In July 2019, Chip Rosenberg and Eduardo Bruera reported the coming into force of the Amending Agreements to the Canada-Chile Free Trade Agreement (“CCFTA”). The amendment updates several key provisions of the CCFTA, for example, it added a section on corporate social responsibility (“CSR”) reaffirming the parties’ commitment to globally endorsed CSR standards. It also includes procedural enhancements to the investor-state dispute settlement mechanism with respect to a number of modern considerations, including preliminary objections, awarding of costs, ethical considerations, third-partying funding, and transparency.

The amendment of the CCFTA was in line with Chile’s IIA agenda in recent years, i.e. to concentrate on comprehensive free trade agreements (FTAs) with investment chapters, instead of on BITs.

 

Conclusion

The intervention of Colombia’s Constitutional Court aside, 2019 was arguably a good year for investment arbitration in Latin America.
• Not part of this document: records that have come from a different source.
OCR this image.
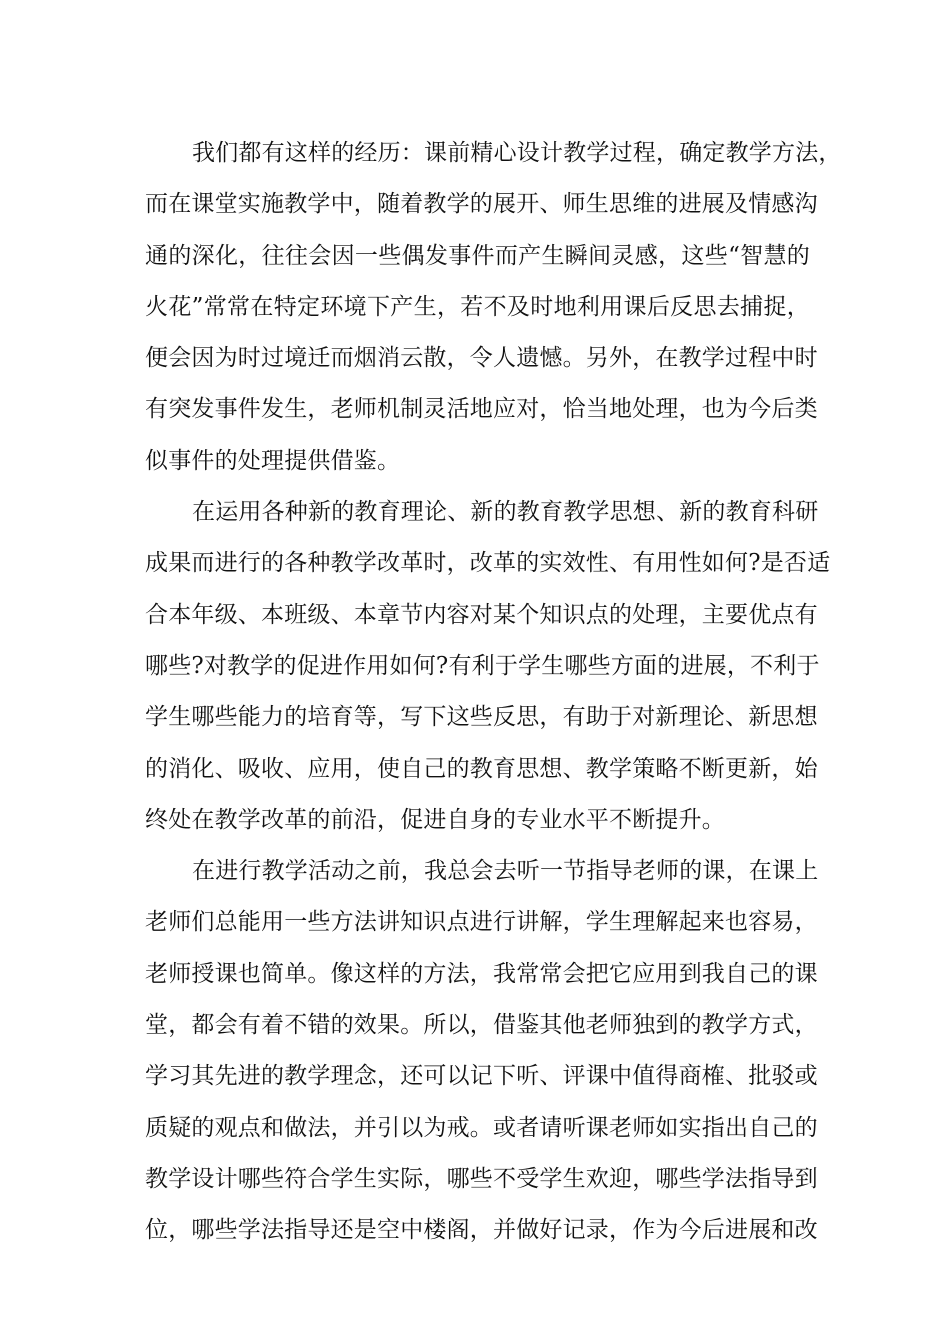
我们都有这样的经历：课前精心设计教学过程，确定教学方法，
而在课堂实施教学中，随着教学的展开、师生思维的进展及情感沟
通的深化，往往会因一些偶发事件而产生瞬间灵感，这些“智慧的
火花”常常在特定环境下产生，若不及时地利用课后反思去捕捉，
便会因为时过境迁而烟消云散，令人遗憾。另外，在教学过程中时
有突发事件发生，老师机制灵活地应对，恰当地处理，也为今后类
似事件的处理提供借鉴。
在运用各种新的教育理论、新的教育教学思想、新的教育科研
成果而进行的各种教学改革时，改革的实效性、有用性如何?是否适
合本年级、本班级、本章节内容对某个知识点的处理，主要优点有
哪些?对教学的促进作用如何?有利于学生哪些方面的进展，不利于
学生哪些能力的培育等，写下这些反思，有助于对新理论、新思想
的消化、吸收、应用，使自己的教育思想、教学策略不断更新，始
终处在教学改革的前沿，促进自身的专业水平不断提升。
在进行教学活动之前，我总会去听一节指导老师的课，在课上
老师们总能用一些方法讲知识点进行讲解，学生理解起来也容易，
老师授课也简单。像这样的方法，我常常会把它应用到我自己的课
堂，都会有着不错的效果。所以，借鉴其他老师独到的教学方式，
学习其先进的教学理念，还可以记下听、评课中值得商榷、批驳或
质疑的观点和做法，并引以为戒。或者请听课老师如实指出自己的
教学设计哪些符合学生实际，哪些不受学生欢迎，哪些学法指导到
位，哪些学法指导还是空中楼阁，并做好记录，作为今后进展和改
The Perenco-Ecuador arbitration seems to be finally coming to an end, and Chile continues to move forward with the modernization of its IIA program. Granted, the year went by without the USMCA coming into effect, but the AMLO administration has dispelled investors’ concerns and, instead of reneging of treaty terms negotiated by the previous administration, it reasserted Mexico’s commitment to ISDS and international trade.

We expect to see as many interesting developments in 2020 as we did in 2019, e.g., the ratification of USMCA and the resulting termination of NAFTA; the development of annulment proceedings initiated by Ecuador following issuance of the Perenco quantum award; and, hopefully, news on the ratification of the Comprehensive and Progressive Agreement for Trans-Pacific Partnership (CPTPP) in Chile and Perú. We look forward to receiving our readers and contributors’ insights on these and other matters.